There isn’t anything wrong with monogamy; in fact I’ve been in multiple monogamous relationships myself. It’s a wonderful idea, and for a lot of us, it’s the heartwarming dream, the proverbial light at the end of a dark, dreary tunnel. If you really want it, you should go out of your way and fight the odds to get it. Be the Netflix movie that you secretly despise. But that still doesn’t give you any reason to step on and snigger at people who don’t fall in line with your idea of dating.

Nor should those who reject the notion of monogamy scoff at anyone who follows it. It’s not exactly ‘heteronormative’ to want a monogamous relationship – I know plenty of people who have their Tinder on speed dial as well.

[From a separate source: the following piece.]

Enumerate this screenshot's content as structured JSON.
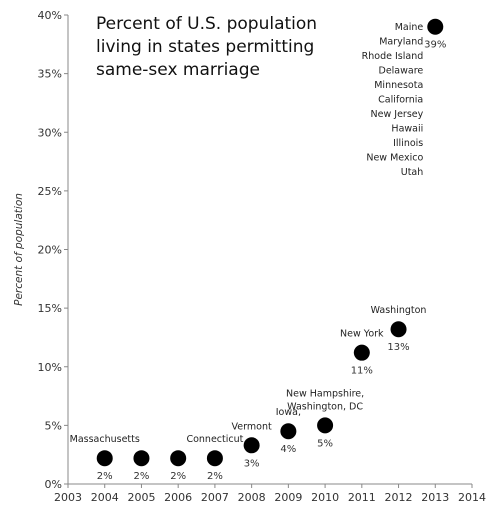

But then, the concept of gay monogamy has always had a different tangent from its straight counterpart. Straight relationships usually have set milestones – courtship; engagement; marriage; children; and grandchildren till you reach that constant state of bliss spent bickering over who gets the remote control (or control over the Netflix account) in the end.

What do gay people have? Fall in love, settle in and move in together… and then what? Get a dog? Get a couple of kittens? A twin Vespa? Get matching cardigans and go on a world cruise, maybe?

Until marriage equality and relaxed rules around adoption come into play, gay men will have to wait – and we might as well wait around with some company.